The Obama administration is clearly still hoping to manufacture a regime in Tehran more amenable to US interests in the region. During last year’s presidential election campaign, Mousavi and his backers criticised Ahmadinejad’s anti-US posturing and made clear that they favoured better relations with Washington and the opening up of Iran to foreign investment.

 

Last week, US Secretary of State Clinton announced the addition of eight more senior Iranian officials to a US blacklist, citing their alleged role in the suppression of opposition protests last year. The officials, including the commander of the Islamic Revolutionary Guard Corps, will be denied visas and have any foreign assets frozen. It was the first time that Washington had imposed penalties on Iran over supposed human rights abuses rather than its nuclear program. Clinton warned that there would be more to come.

 

While it is currently focussing on economic sanctions to achieve its objectives in Iran, the Obama administration maintains the so-called military option—either directly or by condoning an attack by the Israeli military on Iranian nuclear facilities.
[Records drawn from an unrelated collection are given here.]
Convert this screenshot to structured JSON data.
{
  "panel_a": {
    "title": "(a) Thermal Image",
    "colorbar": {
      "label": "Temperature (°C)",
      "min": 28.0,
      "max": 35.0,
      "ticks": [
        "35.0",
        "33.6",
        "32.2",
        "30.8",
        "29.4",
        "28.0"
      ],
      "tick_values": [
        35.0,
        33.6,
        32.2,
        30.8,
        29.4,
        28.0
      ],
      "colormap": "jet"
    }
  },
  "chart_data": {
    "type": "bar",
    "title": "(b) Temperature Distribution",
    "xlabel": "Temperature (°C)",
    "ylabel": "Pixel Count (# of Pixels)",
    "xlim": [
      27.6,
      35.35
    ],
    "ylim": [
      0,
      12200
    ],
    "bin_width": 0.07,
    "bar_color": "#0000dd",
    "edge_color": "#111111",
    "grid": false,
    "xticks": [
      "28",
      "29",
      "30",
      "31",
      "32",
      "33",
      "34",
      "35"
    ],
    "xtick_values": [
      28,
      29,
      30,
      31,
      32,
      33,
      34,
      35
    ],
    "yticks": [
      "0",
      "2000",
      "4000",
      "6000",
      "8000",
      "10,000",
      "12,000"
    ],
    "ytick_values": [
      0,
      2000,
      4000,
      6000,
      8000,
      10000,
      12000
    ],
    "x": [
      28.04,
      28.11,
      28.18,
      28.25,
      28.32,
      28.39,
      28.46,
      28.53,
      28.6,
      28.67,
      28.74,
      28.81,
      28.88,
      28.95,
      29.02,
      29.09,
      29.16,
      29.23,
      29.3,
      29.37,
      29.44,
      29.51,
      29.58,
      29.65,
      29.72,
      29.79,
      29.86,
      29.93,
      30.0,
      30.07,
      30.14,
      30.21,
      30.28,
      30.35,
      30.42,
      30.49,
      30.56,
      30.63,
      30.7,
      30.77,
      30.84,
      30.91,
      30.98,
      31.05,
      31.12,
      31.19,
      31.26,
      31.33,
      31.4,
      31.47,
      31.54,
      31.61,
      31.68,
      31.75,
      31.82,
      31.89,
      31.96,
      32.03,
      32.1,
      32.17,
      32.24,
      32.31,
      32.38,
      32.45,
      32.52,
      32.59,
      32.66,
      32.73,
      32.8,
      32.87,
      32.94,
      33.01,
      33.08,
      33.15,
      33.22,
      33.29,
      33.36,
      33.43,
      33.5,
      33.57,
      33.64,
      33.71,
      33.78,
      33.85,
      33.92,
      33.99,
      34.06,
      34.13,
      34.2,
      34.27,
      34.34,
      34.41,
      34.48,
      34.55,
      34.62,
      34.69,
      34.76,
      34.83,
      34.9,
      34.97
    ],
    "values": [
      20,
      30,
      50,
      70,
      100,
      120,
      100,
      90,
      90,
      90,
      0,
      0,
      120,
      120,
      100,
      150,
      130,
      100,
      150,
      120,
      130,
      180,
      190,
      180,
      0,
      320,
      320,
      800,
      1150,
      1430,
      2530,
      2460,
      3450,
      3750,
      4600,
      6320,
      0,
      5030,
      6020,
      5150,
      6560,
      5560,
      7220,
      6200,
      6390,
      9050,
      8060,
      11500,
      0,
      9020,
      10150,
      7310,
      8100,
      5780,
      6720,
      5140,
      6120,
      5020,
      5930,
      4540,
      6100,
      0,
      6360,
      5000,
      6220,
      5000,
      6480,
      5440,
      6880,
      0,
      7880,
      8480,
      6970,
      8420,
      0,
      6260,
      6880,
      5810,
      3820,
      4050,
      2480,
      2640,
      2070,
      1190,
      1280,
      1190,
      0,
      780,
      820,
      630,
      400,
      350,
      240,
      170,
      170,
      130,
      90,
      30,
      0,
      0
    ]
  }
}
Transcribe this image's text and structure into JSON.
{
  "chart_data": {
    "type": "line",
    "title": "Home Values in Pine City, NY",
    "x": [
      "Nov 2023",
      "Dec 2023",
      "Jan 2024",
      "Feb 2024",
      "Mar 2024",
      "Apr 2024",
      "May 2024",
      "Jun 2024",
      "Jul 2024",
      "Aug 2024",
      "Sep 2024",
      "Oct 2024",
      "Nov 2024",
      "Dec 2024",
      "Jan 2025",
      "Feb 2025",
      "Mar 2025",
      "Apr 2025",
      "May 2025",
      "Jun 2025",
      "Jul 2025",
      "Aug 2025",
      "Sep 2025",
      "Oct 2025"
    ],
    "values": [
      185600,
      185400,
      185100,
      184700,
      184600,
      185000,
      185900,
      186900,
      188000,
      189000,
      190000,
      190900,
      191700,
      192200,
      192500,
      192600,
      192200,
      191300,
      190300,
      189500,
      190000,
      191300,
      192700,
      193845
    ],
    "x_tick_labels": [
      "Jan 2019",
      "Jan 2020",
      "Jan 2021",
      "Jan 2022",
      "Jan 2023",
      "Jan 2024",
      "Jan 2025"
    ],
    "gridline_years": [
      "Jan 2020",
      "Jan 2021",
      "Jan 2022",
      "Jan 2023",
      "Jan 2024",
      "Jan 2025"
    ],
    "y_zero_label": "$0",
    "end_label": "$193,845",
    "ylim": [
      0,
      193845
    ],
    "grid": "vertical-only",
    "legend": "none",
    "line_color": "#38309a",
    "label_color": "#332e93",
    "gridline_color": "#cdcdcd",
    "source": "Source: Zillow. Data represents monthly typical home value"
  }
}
Under pressure from Washington and Israel, Russian President Dmitry Medvedev signed a decree last month banning the planned sale of sophisticated S-300 anti-aircraft missiles to Iran, leaving Iranian targets more vulnerable to air attack.

 

In the background, there is continued pressure in Israel and the US for tougher action, including military strikes. On Monday, Israeli Finance Minister Yuval Steinitz called for a naval blockade of Iran—an act of war—if Tehran failed to meet US demands within two to six months. His remarks echoed those of Congressman Howard Berman, Democrat chairman of the US House Committee on Foreign Relations last month, who declared the Obama administration had “months, not years” to make sanctions work, adding that military action was preferable to a nuclear-armed Iran.

 

These comments underline the dangerous logic of Washington’s actions, which threaten to plunge the Middle East into a new war in pursuit of US ambitions for regional and international dominance.